I am looking at a HNAS 4060 / AMS2500 configuration that is being used for a VMWare 5.x environment through NFS.
The entire VMWare Production environment (=all VM's and Data Stores) is running on a single 60TB NFS export (=1 underlying file system).
The 60TB file system is replicated every two hours to another HNAS 4060 over 1 GbE. On average 200-250GB has to be transferred.
We're observing the following:
- When the snapshot is triggered, HNAS 4060 CPU instantly climbes to 80% and stays their until it has figured out what blocks to send. On average this takes 8 minutes. During that time latency seems to increase on the VM's side, because the monitoring hits disk queue thresholds.

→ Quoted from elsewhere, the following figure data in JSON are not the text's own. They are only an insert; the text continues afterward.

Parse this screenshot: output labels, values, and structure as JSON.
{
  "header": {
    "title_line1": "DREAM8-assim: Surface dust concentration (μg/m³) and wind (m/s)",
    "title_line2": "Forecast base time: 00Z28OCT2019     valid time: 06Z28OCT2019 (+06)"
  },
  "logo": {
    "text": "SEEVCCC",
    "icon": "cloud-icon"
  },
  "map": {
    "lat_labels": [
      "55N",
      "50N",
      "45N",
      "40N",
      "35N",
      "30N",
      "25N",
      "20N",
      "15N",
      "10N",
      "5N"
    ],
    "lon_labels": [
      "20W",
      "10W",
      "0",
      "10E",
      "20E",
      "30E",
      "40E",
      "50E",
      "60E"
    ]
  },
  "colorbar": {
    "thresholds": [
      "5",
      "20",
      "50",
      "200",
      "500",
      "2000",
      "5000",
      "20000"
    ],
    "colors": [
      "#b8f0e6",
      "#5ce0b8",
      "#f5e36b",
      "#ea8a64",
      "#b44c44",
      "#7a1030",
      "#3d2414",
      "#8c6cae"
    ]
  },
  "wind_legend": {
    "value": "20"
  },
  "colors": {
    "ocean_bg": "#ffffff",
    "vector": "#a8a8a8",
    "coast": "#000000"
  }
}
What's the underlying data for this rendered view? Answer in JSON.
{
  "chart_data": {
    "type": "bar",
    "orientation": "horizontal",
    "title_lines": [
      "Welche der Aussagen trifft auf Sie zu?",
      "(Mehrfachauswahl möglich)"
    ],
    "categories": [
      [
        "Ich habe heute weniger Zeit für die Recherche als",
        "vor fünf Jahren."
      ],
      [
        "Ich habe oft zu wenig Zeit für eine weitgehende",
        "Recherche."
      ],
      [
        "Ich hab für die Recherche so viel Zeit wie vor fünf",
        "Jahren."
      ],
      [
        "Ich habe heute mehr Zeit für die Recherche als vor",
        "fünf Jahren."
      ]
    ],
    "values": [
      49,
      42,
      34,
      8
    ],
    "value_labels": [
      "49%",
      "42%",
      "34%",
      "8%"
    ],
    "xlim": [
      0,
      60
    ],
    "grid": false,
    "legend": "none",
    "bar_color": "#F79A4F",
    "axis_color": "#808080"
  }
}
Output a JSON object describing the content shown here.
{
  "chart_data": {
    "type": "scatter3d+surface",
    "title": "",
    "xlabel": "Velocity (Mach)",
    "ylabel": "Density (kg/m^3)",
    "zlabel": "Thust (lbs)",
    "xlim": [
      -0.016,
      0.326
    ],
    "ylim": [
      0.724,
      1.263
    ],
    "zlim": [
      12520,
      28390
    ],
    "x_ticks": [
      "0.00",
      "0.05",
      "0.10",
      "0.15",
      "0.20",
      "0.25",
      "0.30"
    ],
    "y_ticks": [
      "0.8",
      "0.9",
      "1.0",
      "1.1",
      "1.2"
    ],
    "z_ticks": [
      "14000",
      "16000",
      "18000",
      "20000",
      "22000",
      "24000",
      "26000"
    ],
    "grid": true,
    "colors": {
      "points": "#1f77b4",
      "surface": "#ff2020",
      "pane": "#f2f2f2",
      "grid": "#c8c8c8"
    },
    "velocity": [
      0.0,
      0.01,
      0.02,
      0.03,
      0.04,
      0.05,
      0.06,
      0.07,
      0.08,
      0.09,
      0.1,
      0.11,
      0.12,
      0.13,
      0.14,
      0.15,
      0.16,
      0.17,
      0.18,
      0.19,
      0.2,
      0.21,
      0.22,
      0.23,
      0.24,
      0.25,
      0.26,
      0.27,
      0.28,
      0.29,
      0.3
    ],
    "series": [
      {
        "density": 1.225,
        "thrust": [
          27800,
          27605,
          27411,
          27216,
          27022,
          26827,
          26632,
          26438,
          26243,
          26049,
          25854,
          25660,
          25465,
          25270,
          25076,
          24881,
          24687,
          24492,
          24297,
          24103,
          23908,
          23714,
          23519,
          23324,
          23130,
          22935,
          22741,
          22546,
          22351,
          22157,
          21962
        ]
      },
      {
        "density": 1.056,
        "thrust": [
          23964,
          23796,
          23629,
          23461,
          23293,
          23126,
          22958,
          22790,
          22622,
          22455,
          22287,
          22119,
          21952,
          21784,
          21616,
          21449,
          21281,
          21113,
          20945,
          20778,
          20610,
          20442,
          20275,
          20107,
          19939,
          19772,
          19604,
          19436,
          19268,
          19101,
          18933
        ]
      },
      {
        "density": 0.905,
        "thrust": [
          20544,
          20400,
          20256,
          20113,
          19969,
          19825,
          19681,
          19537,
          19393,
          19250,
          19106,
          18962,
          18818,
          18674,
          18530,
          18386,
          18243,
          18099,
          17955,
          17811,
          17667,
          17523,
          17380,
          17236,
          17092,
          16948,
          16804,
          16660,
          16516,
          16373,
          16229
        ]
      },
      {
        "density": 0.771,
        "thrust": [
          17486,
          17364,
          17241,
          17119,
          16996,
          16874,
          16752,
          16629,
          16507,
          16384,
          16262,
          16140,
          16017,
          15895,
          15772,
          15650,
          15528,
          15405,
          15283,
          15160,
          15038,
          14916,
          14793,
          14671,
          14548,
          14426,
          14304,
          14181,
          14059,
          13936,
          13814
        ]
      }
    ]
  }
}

- When the replication runs, it starts out nicely at 80 MB/s in the first 10 minutes, but gradually starts to decline to 70, then 60, then 50, then 40, etc MB/s (a nicely curved graph, this happens every time, no contention on the line). The gradual decrease in speed causes the replication run to exceed the replication window (2hours), so the next snapshot is skipped as a result.
- Is use of a single NFS export a HDS best practices or at least a commonly used configuration? (I went through all Best Practice papers, but have not been able to find anything about this)
- Does anyone rezognize either of the mentioned observations and if so, what can we do about it?
Thanks in advance for any feedback you may be able to provide!